Thursday, March 8, 2012

A Grace-Soacked Spirituality in Children's Literature

Yesterday, on my creativity blog, I wrote this piece about the 50th anniversary of the publication of A Wrinkle in Time.  I was a voracious reader as a child, and I read many books which I no longer remember at all.  But A Wrinkle in Time was different.  I remember the first time I read it.  I remember how captivated I was.  I remember returning to it again and again.

As with the Chronicles of Narnia, I don't remember saying, "Gee, what an interesting allegory.  In this book, I see x as a Christ figure, and I see the theology of the cross here."  No, of course not.  Those are things that adults say.  As a child, I wanted a great story.  If it transported me somewhere else, great.  If it taught me something, I might be OK with that, as long as the story was good.  Nothing trumped story.

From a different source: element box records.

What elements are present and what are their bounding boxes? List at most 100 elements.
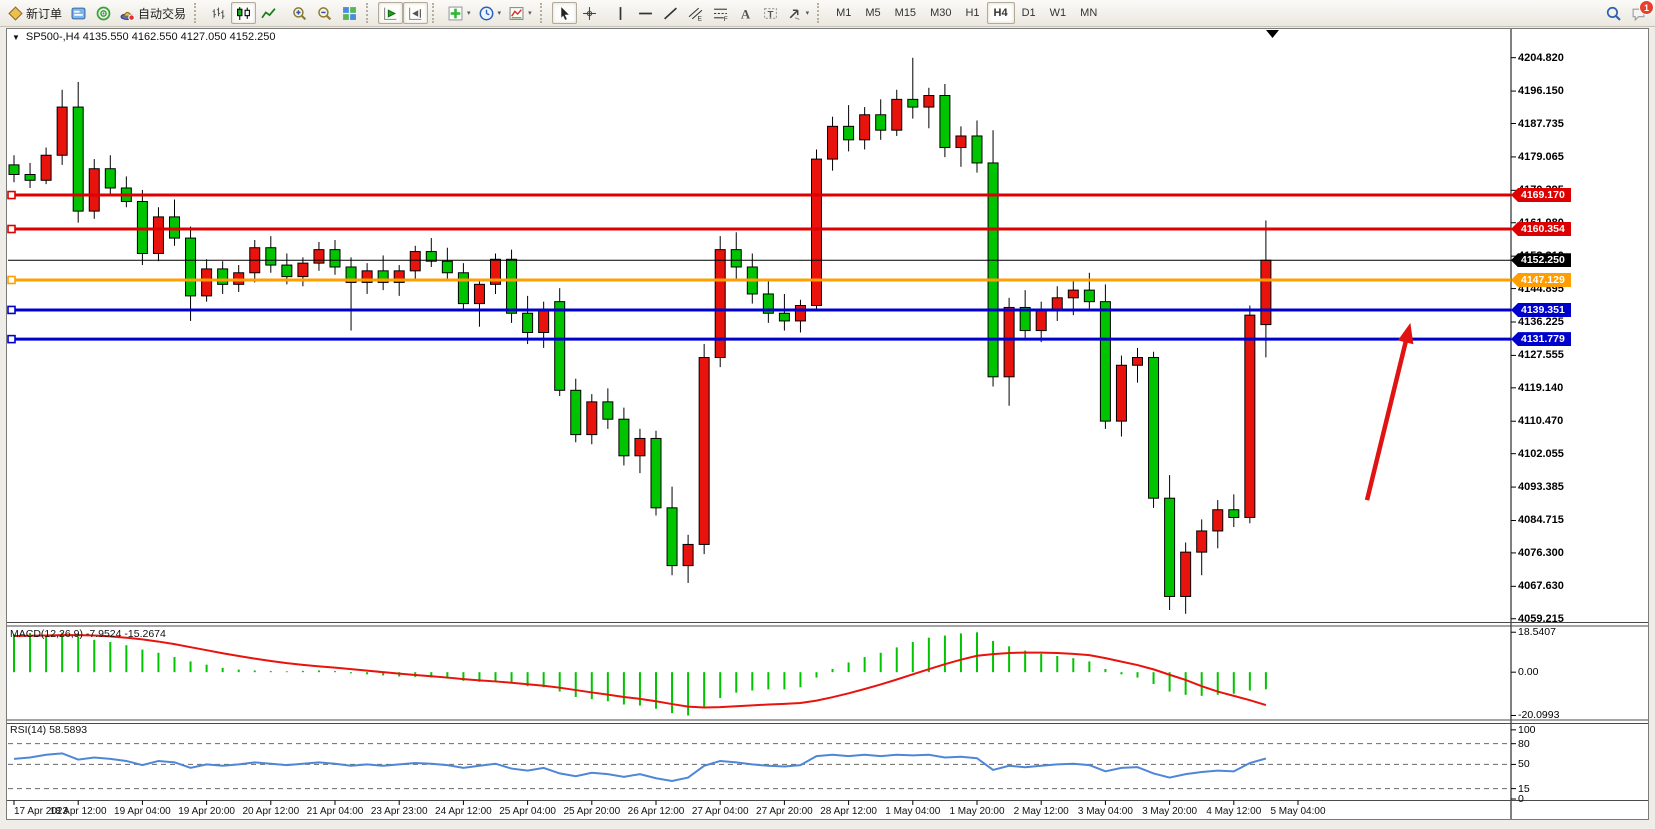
auto-scroll-button[interactable] bbox=[378, 2, 404, 24]
candle-body bbox=[522, 312, 534, 333]
cursor-button[interactable] bbox=[551, 2, 577, 24]
candle-body bbox=[827, 125, 839, 160]
timeframe-button-m30[interactable]: M30 bbox=[930, 7, 952, 19]
chevron-down-icon[interactable]: ▾ bbox=[467, 10, 471, 17]
fibonacci-button[interactable]: F bbox=[708, 2, 733, 24]
candle-body bbox=[843, 125, 855, 141]
horizontal-line-button[interactable] bbox=[633, 2, 658, 24]
crosshair-icon bbox=[582, 6, 597, 21]
timeframe-button-d1[interactable]: D1 bbox=[1021, 7, 1036, 19]
price-line-badge: 4139.351 bbox=[1511, 302, 1571, 317]
candle-body bbox=[1244, 314, 1256, 518]
text-icon: A bbox=[738, 6, 753, 21]
trendline-button[interactable] bbox=[658, 2, 683, 24]
text-button[interactable]: A bbox=[733, 2, 758, 24]
bar-chart-icon bbox=[211, 6, 226, 21]
new-order-button[interactable]: 新订单 bbox=[4, 2, 66, 24]
candle-body bbox=[281, 264, 293, 278]
time-label: 19 Apr 04:00 bbox=[114, 806, 171, 817]
time-label: 28 Apr 12:00 bbox=[820, 806, 877, 817]
signals-button[interactable] bbox=[91, 2, 116, 24]
candle-body bbox=[602, 401, 614, 420]
templates-button[interactable]: ▾ bbox=[505, 2, 536, 24]
timeframe-button-h1[interactable]: H1 bbox=[965, 7, 980, 19]
candle-body bbox=[1083, 289, 1095, 303]
candle-body bbox=[297, 262, 309, 278]
chart-menu-icon[interactable]: ▼ bbox=[12, 32, 20, 42]
time-label: 20 Apr 12:00 bbox=[242, 806, 299, 817]
text-label-button[interactable]: T bbox=[758, 2, 783, 24]
charts-window-button[interactable] bbox=[66, 2, 91, 24]
chevron-down-icon[interactable]: ▾ bbox=[497, 10, 502, 17]
candle-body bbox=[457, 272, 469, 305]
arrows-button[interactable]: ▾ bbox=[783, 2, 814, 24]
zoom-out-button[interactable] bbox=[312, 2, 337, 24]
rsi-axis-label: 80 bbox=[1518, 737, 1530, 750]
macd-axis-label: -20.0993 bbox=[1518, 709, 1560, 722]
candle-body bbox=[875, 114, 887, 131]
notification-badge: 1 bbox=[1639, 0, 1654, 15]
crosshair-button[interactable] bbox=[577, 2, 602, 24]
chat-button[interactable]: 1 bbox=[1626, 0, 1654, 24]
line-anchor-handle[interactable] bbox=[7, 224, 16, 234]
time-label: 5 May 04:00 bbox=[1270, 806, 1325, 817]
chevron-down-icon[interactable]: ▾ bbox=[805, 10, 810, 17]
candle-body bbox=[329, 249, 341, 268]
price-axis-label: 4136.225 bbox=[1518, 315, 1564, 328]
candle-body bbox=[201, 268, 213, 297]
main-toolbar: 新订单 自动交易 ▾ ▾ ▾ E F A T ▾ M1 M5 M15 M30 H1 H4 D1 W1 MN 1 bbox=[0, 0, 1655, 27]
candle-chart-mode-button[interactable] bbox=[231, 2, 257, 24]
search-button[interactable] bbox=[1601, 2, 1626, 24]
hline-icon bbox=[638, 6, 653, 21]
candle-body bbox=[650, 437, 662, 509]
toolbar-separator bbox=[366, 3, 374, 23]
chart-shift-button[interactable] bbox=[403, 2, 429, 24]
svg-text:A: A bbox=[740, 7, 750, 21]
macd-signal-line bbox=[13, 634, 1267, 709]
candle-body bbox=[907, 98, 919, 108]
candle-body bbox=[538, 308, 550, 333]
trend-arrow-line[interactable] bbox=[1364, 333, 1410, 501]
candle-body bbox=[1260, 259, 1272, 326]
zoom-in-button[interactable] bbox=[287, 2, 312, 24]
candle-body bbox=[586, 401, 598, 436]
timeframe-button-m15[interactable]: M15 bbox=[894, 7, 917, 19]
chevron-down-icon[interactable]: ▾ bbox=[528, 10, 532, 17]
trend-arrow-head[interactable] bbox=[1397, 322, 1414, 345]
candle-body bbox=[714, 249, 726, 359]
candle-body bbox=[425, 251, 437, 262]
timeframe-button-h4[interactable]: H4 bbox=[986, 2, 1015, 24]
indicators-button[interactable]: ▾ bbox=[444, 2, 475, 24]
line-anchor-handle[interactable] bbox=[7, 334, 16, 344]
timeframe-button-m1[interactable]: M1 bbox=[836, 7, 852, 19]
fibonacci-icon: F bbox=[713, 6, 728, 21]
tile-windows-button[interactable] bbox=[337, 2, 362, 24]
candle-body bbox=[554, 301, 566, 391]
auto-trading-button[interactable]: 自动交易 bbox=[116, 2, 190, 24]
periods-button[interactable]: ▾ bbox=[475, 2, 506, 24]
time-label: 18 Apr 12:00 bbox=[50, 806, 107, 817]
price-axis-label: 4127.555 bbox=[1518, 349, 1564, 362]
line-anchor-handle[interactable] bbox=[7, 190, 16, 200]
macd-series bbox=[13, 632, 1267, 716]
equidistant-channel-button[interactable]: E bbox=[683, 2, 708, 24]
line-anchor-handle[interactable] bbox=[7, 305, 16, 315]
time-label: 21 Apr 04:00 bbox=[307, 806, 364, 817]
indicators-icon bbox=[448, 6, 463, 21]
time-label: 2 May 12:00 bbox=[1014, 806, 1069, 817]
time-label: 27 Apr 04:00 bbox=[692, 806, 749, 817]
candle-body bbox=[811, 158, 822, 307]
bar-chart-mode-button[interactable] bbox=[206, 2, 231, 24]
terminal-icon bbox=[71, 6, 86, 21]
line-chart-mode-button[interactable] bbox=[256, 2, 281, 24]
timeframe-button-mn[interactable]: MN bbox=[1080, 7, 1098, 19]
vertical-line-button[interactable] bbox=[608, 2, 633, 24]
vline-icon bbox=[613, 6, 628, 21]
line-anchor-handle[interactable] bbox=[7, 275, 16, 285]
timeframe-button-m5[interactable]: M5 bbox=[865, 7, 881, 19]
chart-shift-marker[interactable] bbox=[1266, 30, 1279, 38]
toolbar-separator bbox=[539, 3, 548, 23]
timeframe-button-w1[interactable]: W1 bbox=[1049, 7, 1067, 19]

I fell in love with spunky female characters:  Meg Murry (A Wrinkle in Time), girl sleuth Trixie Beldon (so much more spunky than Nancy Drew), Jo in Little Women, Laura Ingalls Wilder . . . oh the list could go on.

Those books taught me that women can be brave and adventurous, and still be loved by their families and some select outsiders.  The books I loved best taught me the importance of staying true to myself and my beliefs, even if the world I lived in told me otherwise.

I was lucky in that I got the same message from my parents and from my church, which put it in religious terms of staying true to God, if one must make a choice.  I had some friends who also valued spunkiness, and I was really lucky in having teachers who valued the unique girl that I was.  I remember teachers who praised me for my writing, instead of encouraging me to think about how to please boys.

It was the 1970's, after all.  I benefited in many ways from the feminist movement that swirled in the larger culture.

Lately, I've been thinking about children's literature and how to write good books for children, how to write books that encourage children to be true to themselves and to be true to God.  I want books that tell children that God loves them just the way that they are, that in fact, God created them just the way that they are and the way that they are is fine.

A grace-soaked spirituality in children's literature--yes, that's what I want.  And happily, A Wrinkle in Time fits that bill.  I still remember the central lesson, that abiding love can defeat a totalitarian, fascist planet.  I remember the message that little children can be the ones that save us.

In the next month or two, I expect to reread A Wrinkle in Time--and I expect to love it every bit as much as an adult as I did when I first read it in the 5th grade.  Maybe even more.


Anonymous said...

In addition to being an Episcopal priest, I am also a substitute teacher in the small, poverty-stricken town where I live. I was recently called to sub in the 5th grade, where part of the day's agenda was to read a chapter of this wonderful book aloud, introducing a whole new generation to the idea that love is stronger than hatred and fear.

Kristin said...

What a wonderful assignment--for the children, for you as sub!